Полтинник помогал - от простуды Чак точно не умер. Его ухлопали в одном портовом кабаке, где даже сцены нормальной не было. К тому времени Большая Нога, переживший звездные выступления и шеренги поклонников, уже вконец опустился - знаменитому джазмену теперь даже барыги в долг не давали коксу нюхнуть, не то чтобы чего-то посерьезнее. "Су-уки! - орал он каждый раз, нажравшись до соплей, - я играл с сам... самим Луи! Он мне жал руку, слышите, бляди!" Луи - так он называл Армстронга, с которым когда-то, по молодости и верно, виделся в Новом Орлеане. Но черт возьми, разве кто-то мог бы поспорить с тем, что у него все было? В одночасье его саксофон стал просто золотым. А полтинник ниггер таскал завязанным в грязный носовой платок и перекладывал из одного сшитого на заказ смокинга в другой. Старик русский на том свете должно быть, помер еще раз, от смеха.

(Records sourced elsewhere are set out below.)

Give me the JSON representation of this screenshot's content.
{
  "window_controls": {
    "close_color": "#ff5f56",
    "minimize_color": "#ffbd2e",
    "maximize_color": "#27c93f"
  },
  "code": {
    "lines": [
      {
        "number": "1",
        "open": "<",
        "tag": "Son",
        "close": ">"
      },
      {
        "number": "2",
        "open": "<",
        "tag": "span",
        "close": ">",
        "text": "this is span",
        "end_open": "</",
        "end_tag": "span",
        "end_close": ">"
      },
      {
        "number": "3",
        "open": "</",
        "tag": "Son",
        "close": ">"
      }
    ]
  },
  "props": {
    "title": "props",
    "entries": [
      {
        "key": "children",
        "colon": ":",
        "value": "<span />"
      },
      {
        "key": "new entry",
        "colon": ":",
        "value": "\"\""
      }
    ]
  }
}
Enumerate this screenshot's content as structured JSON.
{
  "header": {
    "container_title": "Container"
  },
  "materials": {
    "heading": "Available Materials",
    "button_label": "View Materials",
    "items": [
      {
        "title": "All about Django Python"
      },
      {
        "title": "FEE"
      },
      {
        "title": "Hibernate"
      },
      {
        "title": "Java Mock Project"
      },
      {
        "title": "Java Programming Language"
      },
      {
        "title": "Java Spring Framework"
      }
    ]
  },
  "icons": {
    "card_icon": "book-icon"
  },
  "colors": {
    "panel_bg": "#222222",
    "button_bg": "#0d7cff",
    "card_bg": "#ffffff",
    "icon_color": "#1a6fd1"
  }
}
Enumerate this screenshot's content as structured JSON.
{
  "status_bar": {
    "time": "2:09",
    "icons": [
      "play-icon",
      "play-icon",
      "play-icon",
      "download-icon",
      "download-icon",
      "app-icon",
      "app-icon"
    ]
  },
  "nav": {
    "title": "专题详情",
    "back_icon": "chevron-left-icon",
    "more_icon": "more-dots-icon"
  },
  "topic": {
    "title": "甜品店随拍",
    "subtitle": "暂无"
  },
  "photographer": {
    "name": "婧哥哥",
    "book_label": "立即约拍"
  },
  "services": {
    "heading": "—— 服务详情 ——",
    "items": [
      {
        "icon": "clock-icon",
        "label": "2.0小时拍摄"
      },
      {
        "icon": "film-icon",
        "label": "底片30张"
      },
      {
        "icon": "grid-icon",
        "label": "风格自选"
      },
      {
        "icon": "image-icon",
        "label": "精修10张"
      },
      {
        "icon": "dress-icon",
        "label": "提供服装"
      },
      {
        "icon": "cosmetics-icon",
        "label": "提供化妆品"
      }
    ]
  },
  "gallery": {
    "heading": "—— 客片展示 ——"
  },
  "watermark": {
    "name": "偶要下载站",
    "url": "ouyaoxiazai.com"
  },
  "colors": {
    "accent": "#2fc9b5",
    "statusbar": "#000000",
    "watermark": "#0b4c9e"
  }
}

К чему я это рассказываю? Не знаю, просто вспомнилось, как Чак лежал на полу, залитом кровью и смотрел в потолок, откуда к нему точно не спустился ни белый ангел, ни черномазый Армстронг. Разве что Барон Суббота. Тот, кто грохнул моего черномазого приятеля, был уже мертв и валялся рядом, но я не думаю, что Смита это как-то порадовало.
Тогда я и достал у него из кармана этот русский полтинник, испачкав манжету в крови. Сам не знаю зачем. Не верю я в приметы.
Монета лежит на ковре.
На аверсе серебряного кружка мужик в фартуке на голое тело колотит по наковальне здоровенным молотом. Они все крепкие, эти кузнецы. Таким был и мой дед - подковывал лошадей до глубокой старости и сыграл в ящик прямо у горна, оставив бабке пятерых детей мал-мала меньше. А вот его внук решил заняться другими делами.
Когда я взял монету, меня поразило, какой же она была холодной - словно у Чака в кармане был небольшой морозильник. Пальцы просто примерзали. А дальше стало и того непонятнее. Вечером, когда я пришел домой и прямо в ботинках повалился на кровать, перед моими закрытыми глазами снова начала крутиться эта проклятая монета: орел-решка-ребро... орел-решка-ребро. Я с трудом сумел заснуть. Ночью мне приснился мертвый Чарли, который нес какую-то чертовщину.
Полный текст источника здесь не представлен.